Waters containing elevated levels of selenium (Se) can adversely affect biota in receiving aquatic systems and require treatment prior to discharge. In this study, pilot-scale constructed wetland treatment systems (CWTSs) targeted removal of Se from a simulated energy-derived produced water (SEDW). The objectives of this research were: 1) to determine the ability of nutrient-amended pilot-scale CWTSs to consistently achieve removal of dissolved Se (50 µg/L) from a generic SEDW to levels permitting surface water discharge (≤ 5 µg/L); 2) to determine the relationship between concentrations of nutrient amendments to the CWTSs and Se removal; and 3) to determine the effect of seasonal temperature change on CWTS performance. The experiment was a regression design with 18 CWTSs divided into 6 groups of 3 systems each. The design included a control group and 5 treatment groups amended with a series of concentrations (inflows 60 to 265 mg/L) of a nutritive fermented yeast product (AquaSmart^TM, Diamond V^®, Cedar Rapids, IA), which served as a carbon and nutrient source for Se-reducing bacteria.
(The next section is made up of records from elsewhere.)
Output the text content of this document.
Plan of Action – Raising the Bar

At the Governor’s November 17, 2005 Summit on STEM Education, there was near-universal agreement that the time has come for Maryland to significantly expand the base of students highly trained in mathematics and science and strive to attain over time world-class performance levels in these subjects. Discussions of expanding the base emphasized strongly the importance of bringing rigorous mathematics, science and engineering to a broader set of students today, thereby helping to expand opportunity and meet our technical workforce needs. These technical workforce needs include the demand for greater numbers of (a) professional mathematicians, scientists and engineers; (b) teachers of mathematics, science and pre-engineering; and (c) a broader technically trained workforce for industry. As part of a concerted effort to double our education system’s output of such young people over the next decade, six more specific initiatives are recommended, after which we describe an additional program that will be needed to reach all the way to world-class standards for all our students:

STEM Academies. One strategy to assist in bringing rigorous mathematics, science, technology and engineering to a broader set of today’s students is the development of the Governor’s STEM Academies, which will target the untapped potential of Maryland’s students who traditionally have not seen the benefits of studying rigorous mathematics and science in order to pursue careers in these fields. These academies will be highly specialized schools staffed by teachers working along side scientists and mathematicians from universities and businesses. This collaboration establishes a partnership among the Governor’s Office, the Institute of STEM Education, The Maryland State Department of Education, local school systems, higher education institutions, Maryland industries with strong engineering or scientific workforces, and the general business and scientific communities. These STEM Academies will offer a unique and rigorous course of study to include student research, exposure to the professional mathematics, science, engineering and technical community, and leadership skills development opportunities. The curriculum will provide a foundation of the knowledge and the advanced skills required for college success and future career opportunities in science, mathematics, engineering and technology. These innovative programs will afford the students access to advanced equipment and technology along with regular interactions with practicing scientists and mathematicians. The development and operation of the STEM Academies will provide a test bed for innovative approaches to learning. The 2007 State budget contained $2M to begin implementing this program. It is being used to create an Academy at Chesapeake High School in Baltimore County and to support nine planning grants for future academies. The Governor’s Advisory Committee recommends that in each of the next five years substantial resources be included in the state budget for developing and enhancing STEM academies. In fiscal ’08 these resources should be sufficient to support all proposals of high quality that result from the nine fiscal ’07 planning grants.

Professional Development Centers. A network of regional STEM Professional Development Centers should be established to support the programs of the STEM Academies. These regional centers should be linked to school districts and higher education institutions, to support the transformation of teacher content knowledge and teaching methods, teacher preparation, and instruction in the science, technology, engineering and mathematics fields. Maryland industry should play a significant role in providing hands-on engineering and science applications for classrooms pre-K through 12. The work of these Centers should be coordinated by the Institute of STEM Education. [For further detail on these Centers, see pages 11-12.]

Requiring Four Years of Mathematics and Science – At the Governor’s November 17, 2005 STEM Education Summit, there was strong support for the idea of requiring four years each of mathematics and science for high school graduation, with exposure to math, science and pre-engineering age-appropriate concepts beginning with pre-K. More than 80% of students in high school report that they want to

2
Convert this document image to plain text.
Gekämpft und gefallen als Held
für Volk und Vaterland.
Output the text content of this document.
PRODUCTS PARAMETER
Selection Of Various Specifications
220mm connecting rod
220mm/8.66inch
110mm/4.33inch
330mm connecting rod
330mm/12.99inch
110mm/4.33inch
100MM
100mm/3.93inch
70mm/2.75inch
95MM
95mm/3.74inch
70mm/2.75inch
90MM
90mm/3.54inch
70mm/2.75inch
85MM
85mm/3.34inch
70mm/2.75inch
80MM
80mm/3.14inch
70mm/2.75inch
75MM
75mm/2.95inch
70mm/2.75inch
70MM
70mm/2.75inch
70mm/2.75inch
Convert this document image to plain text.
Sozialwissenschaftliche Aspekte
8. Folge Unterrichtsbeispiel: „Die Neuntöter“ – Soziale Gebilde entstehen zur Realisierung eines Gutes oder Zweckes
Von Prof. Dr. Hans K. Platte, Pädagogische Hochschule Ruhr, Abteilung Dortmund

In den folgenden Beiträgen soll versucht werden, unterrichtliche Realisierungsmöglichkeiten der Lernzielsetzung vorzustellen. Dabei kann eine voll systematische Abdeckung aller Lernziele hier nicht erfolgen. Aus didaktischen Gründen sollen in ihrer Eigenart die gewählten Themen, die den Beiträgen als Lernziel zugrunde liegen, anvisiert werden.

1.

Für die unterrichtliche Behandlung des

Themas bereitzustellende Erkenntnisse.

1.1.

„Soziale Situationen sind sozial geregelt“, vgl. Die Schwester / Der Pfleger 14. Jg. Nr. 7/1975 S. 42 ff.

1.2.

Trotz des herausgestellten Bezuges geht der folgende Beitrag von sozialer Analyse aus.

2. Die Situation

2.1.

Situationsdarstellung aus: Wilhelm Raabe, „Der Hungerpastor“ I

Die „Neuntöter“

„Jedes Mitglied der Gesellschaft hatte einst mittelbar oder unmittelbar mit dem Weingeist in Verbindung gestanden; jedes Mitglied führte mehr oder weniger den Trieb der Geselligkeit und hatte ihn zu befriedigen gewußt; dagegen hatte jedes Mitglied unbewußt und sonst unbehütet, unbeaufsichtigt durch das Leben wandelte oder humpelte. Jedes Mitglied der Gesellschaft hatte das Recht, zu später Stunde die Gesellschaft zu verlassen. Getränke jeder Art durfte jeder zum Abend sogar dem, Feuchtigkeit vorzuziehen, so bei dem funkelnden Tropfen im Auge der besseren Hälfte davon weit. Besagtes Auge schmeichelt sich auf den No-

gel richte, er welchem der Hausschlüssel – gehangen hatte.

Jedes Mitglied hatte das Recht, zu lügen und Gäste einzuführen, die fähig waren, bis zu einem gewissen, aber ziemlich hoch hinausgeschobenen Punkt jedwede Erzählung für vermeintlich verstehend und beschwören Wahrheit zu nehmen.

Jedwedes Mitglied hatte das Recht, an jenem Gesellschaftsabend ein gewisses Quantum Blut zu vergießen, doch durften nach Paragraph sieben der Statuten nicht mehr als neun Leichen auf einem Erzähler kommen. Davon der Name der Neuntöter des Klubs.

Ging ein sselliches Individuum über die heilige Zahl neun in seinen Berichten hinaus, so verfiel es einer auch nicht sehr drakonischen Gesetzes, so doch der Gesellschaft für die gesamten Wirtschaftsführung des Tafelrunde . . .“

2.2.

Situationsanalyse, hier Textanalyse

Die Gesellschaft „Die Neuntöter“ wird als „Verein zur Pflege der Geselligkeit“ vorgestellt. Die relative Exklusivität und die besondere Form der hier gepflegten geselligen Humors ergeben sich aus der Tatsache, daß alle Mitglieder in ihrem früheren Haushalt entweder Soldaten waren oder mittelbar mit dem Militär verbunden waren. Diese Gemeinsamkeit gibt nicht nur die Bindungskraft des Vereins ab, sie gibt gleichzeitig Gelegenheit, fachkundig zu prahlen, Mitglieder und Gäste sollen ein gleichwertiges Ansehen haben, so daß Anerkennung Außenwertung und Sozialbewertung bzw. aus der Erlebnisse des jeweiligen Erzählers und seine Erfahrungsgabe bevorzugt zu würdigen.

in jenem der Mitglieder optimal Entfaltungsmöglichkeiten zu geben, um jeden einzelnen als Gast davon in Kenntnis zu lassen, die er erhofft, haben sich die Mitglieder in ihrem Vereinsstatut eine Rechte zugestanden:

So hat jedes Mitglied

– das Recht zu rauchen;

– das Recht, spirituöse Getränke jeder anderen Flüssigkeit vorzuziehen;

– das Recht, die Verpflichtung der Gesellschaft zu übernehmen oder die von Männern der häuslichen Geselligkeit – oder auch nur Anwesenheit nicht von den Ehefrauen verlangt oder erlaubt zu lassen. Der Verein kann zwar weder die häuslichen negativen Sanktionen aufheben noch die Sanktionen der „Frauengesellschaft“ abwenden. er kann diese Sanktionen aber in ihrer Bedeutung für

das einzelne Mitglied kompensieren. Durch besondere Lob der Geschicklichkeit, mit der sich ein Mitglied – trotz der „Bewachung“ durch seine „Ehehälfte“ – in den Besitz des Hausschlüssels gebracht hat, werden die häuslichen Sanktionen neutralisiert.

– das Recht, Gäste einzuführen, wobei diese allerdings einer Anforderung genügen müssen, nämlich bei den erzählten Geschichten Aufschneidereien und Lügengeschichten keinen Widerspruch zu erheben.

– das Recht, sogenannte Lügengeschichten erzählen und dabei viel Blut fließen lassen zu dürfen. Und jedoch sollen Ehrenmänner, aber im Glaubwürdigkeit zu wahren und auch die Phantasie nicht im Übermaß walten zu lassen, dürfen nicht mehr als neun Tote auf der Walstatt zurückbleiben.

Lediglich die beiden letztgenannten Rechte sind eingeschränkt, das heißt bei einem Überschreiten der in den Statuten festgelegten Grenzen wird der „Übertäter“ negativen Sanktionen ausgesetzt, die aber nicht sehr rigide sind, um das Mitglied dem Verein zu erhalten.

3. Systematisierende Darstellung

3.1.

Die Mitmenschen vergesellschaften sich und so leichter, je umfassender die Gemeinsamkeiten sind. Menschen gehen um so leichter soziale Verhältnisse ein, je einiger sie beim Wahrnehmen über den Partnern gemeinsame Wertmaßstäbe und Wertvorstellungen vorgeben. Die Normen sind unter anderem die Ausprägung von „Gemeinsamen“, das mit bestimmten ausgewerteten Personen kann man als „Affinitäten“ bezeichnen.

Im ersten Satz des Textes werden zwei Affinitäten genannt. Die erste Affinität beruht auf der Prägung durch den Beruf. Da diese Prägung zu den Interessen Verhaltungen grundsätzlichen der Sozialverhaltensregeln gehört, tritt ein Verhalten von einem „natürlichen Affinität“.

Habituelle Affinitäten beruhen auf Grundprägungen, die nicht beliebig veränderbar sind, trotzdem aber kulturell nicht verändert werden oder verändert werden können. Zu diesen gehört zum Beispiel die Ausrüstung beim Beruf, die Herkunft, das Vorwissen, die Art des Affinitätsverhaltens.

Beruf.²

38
The CWTSs were designed to maintain specific conditions favorable for dissimilatory Se reduction. Se removal in the CWTSs was influenced by both nutrient amendment concentration and seasonal temperature. The targeted removal goal of 5µg/L was achieved consistently in the 265 mg/L AquaSmart^TM treatment during August, September, and October. During these months, Se removal efficiency correlated positively with amount of AquaSmart^TM added to the CWTSs. Removal efficiencies remained consistently high (> 90%) in the 265 mg/L AquaSmart^TM group, while removal efficiencies decreased in the control group from 73.2% in September to 21.9% in October. Se removal efficiencies in the 265 mg/L AquaSmart^TM treatment decreased during the November and December sampling periods. The decrease in removal efficiency correlated with lower air temperature. Results to date indicate that temperature is a key design parameter when using CWTSs for remediation. The data collected in August to December illustrate that removal in CWTSs is proportional to the concentration of nutrient amendment added to the system.